株高の影にも「ちゃんと潜んでいる」投資家心理

2019/12/26日本経済新聞『株高に潜む安全志向』より


日米ともに株価は高値圏にありながら投資家が警戒感を緩めていない姿勢を示しているのが、連続増配銘柄や金関連ファンドの選好です。一息ついた感のある米中摩擦の落ち着きもあるとは言え、景気の先行き減速がスッキリした訳ではないですし、昨年末から今年の初めにかけての市場急落も記憶によみがえります。


この不安心理が示す安全志向がどの程度続くのかが20年前半の相場を左右しそうとのこと。

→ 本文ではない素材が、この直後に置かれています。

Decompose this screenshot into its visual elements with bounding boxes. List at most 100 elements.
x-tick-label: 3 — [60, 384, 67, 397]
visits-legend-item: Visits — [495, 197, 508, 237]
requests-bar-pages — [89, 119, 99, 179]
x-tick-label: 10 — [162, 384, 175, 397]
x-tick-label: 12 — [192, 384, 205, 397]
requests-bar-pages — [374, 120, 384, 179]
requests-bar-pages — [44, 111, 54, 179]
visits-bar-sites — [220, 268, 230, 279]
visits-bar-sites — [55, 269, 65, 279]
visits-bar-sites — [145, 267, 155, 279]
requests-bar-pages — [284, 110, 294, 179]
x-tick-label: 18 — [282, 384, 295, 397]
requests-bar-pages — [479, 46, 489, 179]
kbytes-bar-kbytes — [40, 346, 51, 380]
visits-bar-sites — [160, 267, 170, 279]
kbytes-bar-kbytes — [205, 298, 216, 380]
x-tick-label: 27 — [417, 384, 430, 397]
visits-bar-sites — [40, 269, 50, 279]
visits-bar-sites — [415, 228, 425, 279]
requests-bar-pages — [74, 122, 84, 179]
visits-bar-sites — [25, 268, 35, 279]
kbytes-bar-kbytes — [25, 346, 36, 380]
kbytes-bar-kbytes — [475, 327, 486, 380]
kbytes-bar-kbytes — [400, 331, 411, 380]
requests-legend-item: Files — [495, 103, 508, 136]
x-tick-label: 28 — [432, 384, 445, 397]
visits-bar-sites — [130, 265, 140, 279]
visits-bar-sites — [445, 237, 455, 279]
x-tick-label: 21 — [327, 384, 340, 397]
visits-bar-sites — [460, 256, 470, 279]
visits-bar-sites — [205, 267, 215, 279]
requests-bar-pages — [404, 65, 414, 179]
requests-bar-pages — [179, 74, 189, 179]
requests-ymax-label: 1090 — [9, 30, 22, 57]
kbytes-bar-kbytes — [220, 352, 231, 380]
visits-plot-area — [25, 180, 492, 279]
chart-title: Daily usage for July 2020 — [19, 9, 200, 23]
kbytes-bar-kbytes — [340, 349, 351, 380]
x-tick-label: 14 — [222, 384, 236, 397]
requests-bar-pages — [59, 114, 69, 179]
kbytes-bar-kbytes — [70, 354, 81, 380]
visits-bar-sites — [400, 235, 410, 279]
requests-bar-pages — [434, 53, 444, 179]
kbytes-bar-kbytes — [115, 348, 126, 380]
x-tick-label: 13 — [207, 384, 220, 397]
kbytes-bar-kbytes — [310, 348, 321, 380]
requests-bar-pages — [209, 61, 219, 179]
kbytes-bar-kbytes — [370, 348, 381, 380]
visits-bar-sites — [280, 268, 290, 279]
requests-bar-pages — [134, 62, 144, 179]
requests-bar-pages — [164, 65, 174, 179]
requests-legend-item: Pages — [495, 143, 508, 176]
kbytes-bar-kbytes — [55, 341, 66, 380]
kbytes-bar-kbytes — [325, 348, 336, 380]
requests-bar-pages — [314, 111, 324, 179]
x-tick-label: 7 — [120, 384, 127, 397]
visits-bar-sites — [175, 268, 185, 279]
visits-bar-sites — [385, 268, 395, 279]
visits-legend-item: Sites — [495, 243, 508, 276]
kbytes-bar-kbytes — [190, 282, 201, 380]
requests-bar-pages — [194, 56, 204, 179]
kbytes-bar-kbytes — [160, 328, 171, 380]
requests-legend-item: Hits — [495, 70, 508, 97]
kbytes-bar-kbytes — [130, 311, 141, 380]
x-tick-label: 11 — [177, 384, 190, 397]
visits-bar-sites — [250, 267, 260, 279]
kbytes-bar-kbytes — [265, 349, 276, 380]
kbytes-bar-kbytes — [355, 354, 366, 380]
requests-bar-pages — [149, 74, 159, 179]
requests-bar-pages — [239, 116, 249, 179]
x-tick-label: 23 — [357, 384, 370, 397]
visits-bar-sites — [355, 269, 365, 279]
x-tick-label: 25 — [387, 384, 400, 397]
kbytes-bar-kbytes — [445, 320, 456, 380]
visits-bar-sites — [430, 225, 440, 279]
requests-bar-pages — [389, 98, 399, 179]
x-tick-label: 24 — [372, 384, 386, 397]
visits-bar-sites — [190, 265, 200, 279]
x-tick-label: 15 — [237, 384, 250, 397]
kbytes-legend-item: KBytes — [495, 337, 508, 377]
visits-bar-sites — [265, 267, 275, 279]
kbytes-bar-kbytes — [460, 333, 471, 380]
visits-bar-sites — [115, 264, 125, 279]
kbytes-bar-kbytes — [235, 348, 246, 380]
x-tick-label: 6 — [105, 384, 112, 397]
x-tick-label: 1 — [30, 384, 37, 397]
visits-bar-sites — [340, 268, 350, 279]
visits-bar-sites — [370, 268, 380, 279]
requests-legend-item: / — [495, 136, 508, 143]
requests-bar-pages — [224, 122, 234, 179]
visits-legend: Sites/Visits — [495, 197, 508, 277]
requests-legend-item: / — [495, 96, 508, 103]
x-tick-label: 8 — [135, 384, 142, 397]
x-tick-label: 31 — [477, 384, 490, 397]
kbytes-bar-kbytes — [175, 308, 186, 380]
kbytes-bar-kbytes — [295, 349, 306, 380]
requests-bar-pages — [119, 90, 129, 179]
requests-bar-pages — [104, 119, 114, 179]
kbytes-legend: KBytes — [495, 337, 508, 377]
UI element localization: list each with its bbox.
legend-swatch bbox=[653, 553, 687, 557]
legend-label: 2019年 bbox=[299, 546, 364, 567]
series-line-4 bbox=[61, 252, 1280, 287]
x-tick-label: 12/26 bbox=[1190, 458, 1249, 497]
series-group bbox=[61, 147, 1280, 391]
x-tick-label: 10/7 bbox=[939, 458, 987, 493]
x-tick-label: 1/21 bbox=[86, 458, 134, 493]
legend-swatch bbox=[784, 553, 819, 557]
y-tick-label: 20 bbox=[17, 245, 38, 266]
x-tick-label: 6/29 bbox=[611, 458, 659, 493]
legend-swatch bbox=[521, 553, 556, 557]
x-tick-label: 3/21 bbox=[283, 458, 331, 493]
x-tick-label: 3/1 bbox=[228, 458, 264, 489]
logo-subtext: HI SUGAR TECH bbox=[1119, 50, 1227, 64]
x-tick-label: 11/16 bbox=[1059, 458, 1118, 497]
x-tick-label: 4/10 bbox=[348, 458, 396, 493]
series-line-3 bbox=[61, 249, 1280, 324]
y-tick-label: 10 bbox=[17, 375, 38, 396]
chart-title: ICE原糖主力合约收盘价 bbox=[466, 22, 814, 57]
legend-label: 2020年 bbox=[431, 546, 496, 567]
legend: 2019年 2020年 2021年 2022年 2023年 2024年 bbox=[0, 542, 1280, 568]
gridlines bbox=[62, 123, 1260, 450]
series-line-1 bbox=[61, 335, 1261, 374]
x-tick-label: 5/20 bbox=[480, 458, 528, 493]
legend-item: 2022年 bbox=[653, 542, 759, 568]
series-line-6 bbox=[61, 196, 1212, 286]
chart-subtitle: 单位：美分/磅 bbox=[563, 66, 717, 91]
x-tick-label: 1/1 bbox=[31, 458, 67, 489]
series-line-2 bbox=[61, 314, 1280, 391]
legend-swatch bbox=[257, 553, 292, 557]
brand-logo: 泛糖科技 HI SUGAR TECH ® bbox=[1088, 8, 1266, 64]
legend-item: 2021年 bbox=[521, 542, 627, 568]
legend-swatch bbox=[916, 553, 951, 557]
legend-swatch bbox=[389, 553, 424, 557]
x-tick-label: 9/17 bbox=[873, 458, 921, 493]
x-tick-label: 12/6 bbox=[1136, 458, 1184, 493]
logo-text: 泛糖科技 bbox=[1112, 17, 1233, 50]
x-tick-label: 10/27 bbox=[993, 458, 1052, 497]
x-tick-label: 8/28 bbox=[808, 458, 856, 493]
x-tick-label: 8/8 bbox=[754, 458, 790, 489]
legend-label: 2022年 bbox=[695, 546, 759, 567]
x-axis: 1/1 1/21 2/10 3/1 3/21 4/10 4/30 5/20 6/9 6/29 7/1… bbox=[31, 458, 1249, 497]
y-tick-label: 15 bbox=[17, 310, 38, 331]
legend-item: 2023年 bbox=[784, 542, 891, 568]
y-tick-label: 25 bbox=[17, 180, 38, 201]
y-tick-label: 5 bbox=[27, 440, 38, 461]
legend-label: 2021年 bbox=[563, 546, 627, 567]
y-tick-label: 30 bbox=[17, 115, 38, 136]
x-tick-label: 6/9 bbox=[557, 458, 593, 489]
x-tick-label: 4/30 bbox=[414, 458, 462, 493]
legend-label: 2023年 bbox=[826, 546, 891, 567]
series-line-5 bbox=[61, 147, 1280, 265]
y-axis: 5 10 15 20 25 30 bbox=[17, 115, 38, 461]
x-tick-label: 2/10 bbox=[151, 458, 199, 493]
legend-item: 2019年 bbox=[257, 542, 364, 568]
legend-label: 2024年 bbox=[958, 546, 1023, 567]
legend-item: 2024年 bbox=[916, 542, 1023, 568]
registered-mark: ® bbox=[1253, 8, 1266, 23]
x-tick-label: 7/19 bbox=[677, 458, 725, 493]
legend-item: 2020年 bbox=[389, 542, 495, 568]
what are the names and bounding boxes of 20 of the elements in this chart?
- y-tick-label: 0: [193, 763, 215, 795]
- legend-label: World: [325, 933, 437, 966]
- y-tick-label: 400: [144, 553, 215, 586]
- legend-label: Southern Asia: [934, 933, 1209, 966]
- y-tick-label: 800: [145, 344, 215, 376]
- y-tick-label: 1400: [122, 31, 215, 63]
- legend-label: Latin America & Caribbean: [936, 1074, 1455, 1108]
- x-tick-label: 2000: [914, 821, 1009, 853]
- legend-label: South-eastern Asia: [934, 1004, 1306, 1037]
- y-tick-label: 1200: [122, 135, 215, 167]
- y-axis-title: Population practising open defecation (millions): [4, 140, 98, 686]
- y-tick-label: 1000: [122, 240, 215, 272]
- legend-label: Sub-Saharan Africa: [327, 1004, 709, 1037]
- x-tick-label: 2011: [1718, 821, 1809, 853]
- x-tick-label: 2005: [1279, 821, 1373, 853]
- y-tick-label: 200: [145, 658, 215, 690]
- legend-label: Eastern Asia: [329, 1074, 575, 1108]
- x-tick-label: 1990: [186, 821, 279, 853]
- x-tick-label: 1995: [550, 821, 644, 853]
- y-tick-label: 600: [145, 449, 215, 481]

25日の東京は市場参加者が非常に少なく寂しい「サイレントクリスマス」でした。目先の悪い材料がなさそうな中ですが、18年末の急落印象が強く、投資家は「お金の休め処」を探しているなんて寂しい声も紹介されていました。


この「お休み処」先というのは花王、KDDI、NECネッツエスアイ等の「連続増配」銘柄です。花王は29年連続、KDDIは17年連続の増配で、こうした銘柄は12月に入っても株価は堅調、日経平均を上回って推移しています。


米国でもP&G(プロクター&ギャンブル)、ウォルマートといった40年以上増配を続ける銘柄が好調で、S&P500指数構成銘柄のうち、25年以上連続増配をしている銘柄群で構成される「配当貴族指数」は23日に年初来高値更新。年初からの上昇率は27%とダウ工業株30種平均の22%を上回ります。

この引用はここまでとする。